# No Sound in HT TVR 2.0



## briankbl (Jun 9, 2008)

I am using the following software to record PS3 videos on my PC:

http://www.honestech.com/main/support_trial_1c.asp

Now, I do have video, but I don't have any audio. Other than that, the program records and works great! I have realtek audio built into my monitor. I have even tried external speakers w/sub woofer...still no audio.

Here is what I am looking at as far as audio options go:










I get 3 options for sound: Speakers, HDMI, Digital. I currently have it set to speakers. 

"Playback" has 2 options: CD Audio and Master Volume - neither of which work...

"Recording" never has any options to select.

Any help getting this thing to play audio would be greatly appreciated.

p.s.
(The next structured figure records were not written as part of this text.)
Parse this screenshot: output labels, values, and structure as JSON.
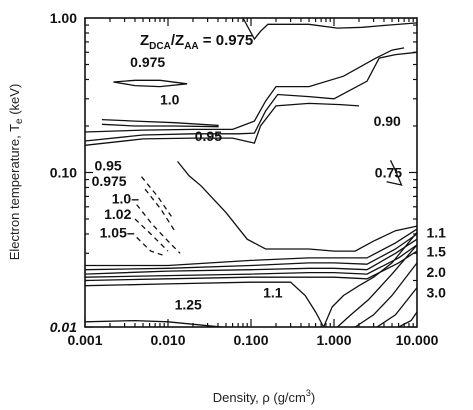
{
  "chart_data": {
    "type": "contour",
    "title": "Z_DCA/Z_AA = 0.975",
    "title_parts": {
      "z1": "Z",
      "sub1": "DCA",
      "sep": "/Z",
      "sub2": "AA",
      "value": " = 0.975"
    },
    "xlabel": "Density, ρ (g/cm",
    "xlabel_sup": "3",
    "xlabel_close": ")",
    "ylabel": "Electron temperature, T",
    "ylabel_sub": "e",
    "ylabel_unit": " (keV)",
    "x_scale": "log",
    "y_scale": "log",
    "xlim": [
      0.001,
      10.0
    ],
    "ylim": [
      0.01,
      1.0
    ],
    "x_ticks": [
      {
        "value": 0.001,
        "label": "0.001"
      },
      {
        "value": 0.01,
        "label": "0.010"
      },
      {
        "value": 0.1,
        "label": "0.100"
      },
      {
        "value": 1.0,
        "label": "1.000"
      },
      {
        "value": 10.0,
        "label": "10.000"
      }
    ],
    "y_ticks": [
      {
        "value": 1.0,
        "label": "1.00"
      },
      {
        "value": 0.1,
        "label": "0.10"
      },
      {
        "value": 0.01,
        "label": "0.01"
      }
    ],
    "contour_labels": [
      {
        "text": "0.975",
        "x": 0.0035,
        "y": 0.48
      },
      {
        "text": "1.0",
        "x": 0.008,
        "y": 0.275
      },
      {
        "text": "0.95",
        "x": 0.021,
        "y": 0.16
      },
      {
        "text": "0.90",
        "x": 3.0,
        "y": 0.2
      },
      {
        "text": "0.75",
        "x": 3.1,
        "y": 0.093
      },
      {
        "text": "0.95",
        "x": 0.0013,
        "y": 0.103
      },
      {
        "text": "0.975",
        "x": 0.0012,
        "y": 0.082
      },
      {
        "text": "1.0–",
        "x": 0.0021,
        "y": 0.063
      },
      {
        "text": "1.02",
        "x": 0.0017,
        "y": 0.05
      },
      {
        "text": "1.05–",
        "x": 0.0015,
        "y": 0.038
      },
      {
        "text": "1.1",
        "x": 0.14,
        "y": 0.0155
      },
      {
        "text": "1.25",
        "x": 0.012,
        "y": 0.013
      },
      {
        "text": "1.1",
        "x": 13.0,
        "y": 0.038
      },
      {
        "text": "1.5",
        "x": 13.0,
        "y": 0.0285
      },
      {
        "text": "2.0",
        "x": 13.0,
        "y": 0.021
      },
      {
        "text": "3.0",
        "x": 13.0,
        "y": 0.0155
      }
    ],
    "contours": [
      {
        "label": "0.975",
        "style": "solid",
        "points": [
          [
            0.08,
            1.0
          ],
          [
            0.11,
            0.73
          ],
          [
            0.13,
            0.82
          ],
          [
            0.16,
            0.91
          ],
          [
            0.26,
            0.91
          ],
          [
            0.5,
            0.91
          ],
          [
            1.1,
            0.86
          ],
          [
            2.2,
            0.87
          ],
          [
            4.5,
            0.9
          ],
          [
            10.0,
            0.93
          ]
        ]
      },
      {
        "label": "0.975",
        "style": "solid",
        "points": [
          [
            0.0022,
            0.385
          ],
          [
            0.004,
            0.365
          ],
          [
            0.008,
            0.36
          ],
          [
            0.017,
            0.375
          ],
          [
            0.008,
            0.395
          ],
          [
            0.004,
            0.395
          ],
          [
            0.0022,
            0.385
          ]
        ]
      },
      {
        "label": "1.0",
        "style": "solid",
        "points": [
          [
            0.0016,
            0.22
          ],
          [
            0.004,
            0.215
          ],
          [
            0.012,
            0.21
          ],
          [
            0.04,
            0.202
          ],
          [
            0.04,
            0.198
          ],
          [
            0.012,
            0.2
          ],
          [
            0.004,
            0.2
          ],
          [
            0.0016,
            0.205
          ]
        ]
      },
      {
        "label": "",
        "style": "solid",
        "points": [
          [
            0.001,
            0.183
          ],
          [
            0.005,
            0.188
          ],
          [
            0.02,
            0.19
          ],
          [
            0.06,
            0.19
          ],
          [
            0.11,
            0.215
          ],
          [
            0.15,
            0.29
          ],
          [
            0.2,
            0.36
          ],
          [
            0.5,
            0.36
          ],
          [
            1.3,
            0.42
          ],
          [
            3.2,
            0.55
          ],
          [
            5.0,
            0.62
          ],
          [
            7.0,
            0.64
          ]
        ]
      },
      {
        "label": "0.95",
        "style": "solid",
        "points": [
          [
            0.001,
            0.16
          ],
          [
            0.005,
            0.175
          ],
          [
            0.02,
            0.178
          ],
          [
            0.07,
            0.178
          ],
          [
            0.11,
            0.18
          ],
          [
            0.15,
            0.25
          ],
          [
            0.21,
            0.32
          ],
          [
            0.5,
            0.31
          ],
          [
            1.0,
            0.3
          ],
          [
            2.5,
            0.39
          ],
          [
            3.5,
            0.55
          ],
          [
            5.5,
            0.58
          ],
          [
            10.0,
            0.6
          ]
        ]
      },
      {
        "label": "",
        "style": "solid",
        "points": [
          [
            0.001,
            0.15
          ],
          [
            0.005,
            0.165
          ],
          [
            0.02,
            0.167
          ],
          [
            0.06,
            0.167
          ],
          [
            0.11,
            0.155
          ],
          [
            0.13,
            0.2
          ],
          [
            0.2,
            0.27
          ],
          [
            0.5,
            0.28
          ],
          [
            1.2,
            0.275
          ],
          [
            2.0,
            0.27
          ]
        ]
      },
      {
        "label": "0.90",
        "style": "solid",
        "points": [
          [
            0.013,
            0.118
          ],
          [
            0.018,
            0.095
          ],
          [
            0.025,
            0.082
          ],
          [
            0.05,
            0.055
          ],
          [
            0.09,
            0.037
          ],
          [
            0.15,
            0.032
          ],
          [
            0.5,
            0.032
          ],
          [
            1.0,
            0.031
          ],
          [
            1.8,
            0.031
          ],
          [
            3.0,
            0.036
          ],
          [
            5.5,
            0.042
          ],
          [
            10.0,
            0.045
          ]
        ]
      },
      {
        "label": "0.75",
        "style": "solid",
        "points": [
          [
            4.3,
            0.087
          ],
          [
            6.5,
            0.083
          ],
          [
            5.4,
            0.105
          ],
          [
            4.8,
            0.12
          ]
        ]
      },
      {
        "label": "0.95",
        "style": "dashed",
        "points": [
          [
            0.0048,
            0.094
          ],
          [
            0.0075,
            0.07
          ],
          [
            0.011,
            0.052
          ]
        ]
      },
      {
        "label": "0.975",
        "style": "dashed",
        "points": [
          [
            0.0053,
            0.078
          ],
          [
            0.0082,
            0.058
          ],
          [
            0.012,
            0.042
          ]
        ]
      },
      {
        "label": "1.0",
        "style": "dashed",
        "points": [
          [
            0.0042,
            0.062
          ],
          [
            0.0065,
            0.046
          ],
          [
            0.01,
            0.036
          ],
          [
            0.014,
            0.03
          ]
        ]
      },
      {
        "label": "1.02",
        "style": "dashed",
        "points": [
          [
            0.004,
            0.05
          ],
          [
            0.0062,
            0.04
          ],
          [
            0.01,
            0.031
          ]
        ]
      },
      {
        "label": "1.05",
        "style": "dashed",
        "points": [
          [
            0.0042,
            0.038
          ],
          [
            0.0062,
            0.031
          ],
          [
            0.009,
            0.029
          ]
        ]
      },
      {
        "label": "",
        "style": "solid",
        "points": [
          [
            0.001,
            0.025
          ],
          [
            0.01,
            0.025
          ],
          [
            0.1,
            0.027
          ],
          [
            0.5,
            0.028
          ],
          [
            1.0,
            0.028
          ],
          [
            2.5,
            0.028
          ],
          [
            5.5,
            0.035
          ],
          [
            10.0,
            0.043
          ]
        ]
      },
      {
        "label": "",
        "style": "solid",
        "points": [
          [
            0.001,
            0.0235
          ],
          [
            0.01,
            0.024
          ],
          [
            0.1,
            0.025
          ],
          [
            0.5,
            0.026
          ],
          [
            1.0,
            0.026
          ],
          [
            2.5,
            0.0255
          ],
          [
            5.5,
            0.032
          ],
          [
            10.0,
            0.04
          ]
        ]
      },
      {
        "label": "",
        "style": "solid",
        "points": [
          [
            0.001,
            0.022
          ],
          [
            0.01,
            0.023
          ],
          [
            0.1,
            0.0235
          ],
          [
            0.5,
            0.024
          ],
          [
            1.0,
            0.024
          ],
          [
            2.5,
            0.0235
          ],
          [
            5.5,
            0.03
          ],
          [
            10.0,
            0.037
          ]
        ]
      },
      {
        "label": "",
        "style": "solid",
        "points": [
          [
            0.001,
            0.021
          ],
          [
            0.01,
            0.0215
          ],
          [
            0.1,
            0.022
          ],
          [
            0.5,
            0.0225
          ],
          [
            1.0,
            0.0225
          ],
          [
            2.5,
            0.022
          ],
          [
            6.0,
            0.028
          ],
          [
            10.0,
            0.034
          ]
        ]
      },
      {
        "label": "",
        "style": "solid",
        "points": [
          [
            0.001,
            0.02
          ],
          [
            0.01,
            0.0205
          ],
          [
            0.1,
            0.021
          ],
          [
            0.5,
            0.021
          ],
          [
            1.0,
            0.021
          ],
          [
            2.5,
            0.0205
          ],
          [
            6.0,
            0.026
          ],
          [
            10.0,
            0.031
          ]
        ]
      },
      {
        "label": "1.1",
        "style": "solid",
        "points": [
          [
            0.001,
            0.0185
          ],
          [
            0.01,
            0.019
          ],
          [
            0.1,
            0.0195
          ],
          [
            0.3,
            0.0195
          ],
          [
            0.45,
            0.016
          ],
          [
            0.6,
            0.0125
          ],
          [
            0.75,
            0.01
          ]
        ]
      },
      {
        "label": "",
        "style": "solid",
        "points": [
          [
            0.75,
            0.01
          ],
          [
            0.95,
            0.0135
          ],
          [
            1.3,
            0.016
          ],
          [
            2.0,
            0.0185
          ],
          [
            3.0,
            0.021
          ],
          [
            5.0,
            0.026
          ],
          [
            10.0,
            0.041
          ]
        ]
      },
      {
        "label": "1.5",
        "style": "solid",
        "points": [
          [
            1.1,
            0.01
          ],
          [
            1.6,
            0.012
          ],
          [
            2.6,
            0.015
          ],
          [
            5.0,
            0.022
          ],
          [
            10.0,
            0.034
          ]
        ]
      },
      {
        "label": "2.0",
        "style": "solid",
        "points": [
          [
            1.8,
            0.01
          ],
          [
            3.0,
            0.012
          ],
          [
            5.0,
            0.016
          ],
          [
            10.0,
            0.026
          ]
        ]
      },
      {
        "label": "3.0",
        "style": "solid",
        "points": [
          [
            3.3,
            0.01
          ],
          [
            5.5,
            0.012
          ],
          [
            10.0,
            0.018
          ]
        ]
      },
      {
        "label": "",
        "style": "solid",
        "points": [
          [
            6.0,
            0.01
          ],
          [
            8.5,
            0.011
          ],
          [
            10.0,
            0.0125
          ]
        ]
      },
      {
        "label": "",
        "style": "solid",
        "points": [
          [
            0.001,
            0.0108
          ],
          [
            0.004,
            0.011
          ],
          [
            0.01,
            0.0108
          ],
          [
            0.03,
            0.0102
          ],
          [
            0.045,
            0.01
          ]
        ]
      }
    ]
  }
}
If this helps, I have tried other PVR's in the past few days. I could not get them to actually record anything, but they played audio and video just fine..


----------



## briankbl (Jun 9, 2008)

oh, and the "Audio Input" never does anything either. No menu pops up or anything.


----------



## gregoc1 (Dec 1, 2008)

take small jumper sound wire double male ended. plug from tvr sound output to main board input or sound card input


----------



## jefffay9 (Feb 2, 2009)

I'm having the same problem, but that didnt work. i've tried just about everything.


----------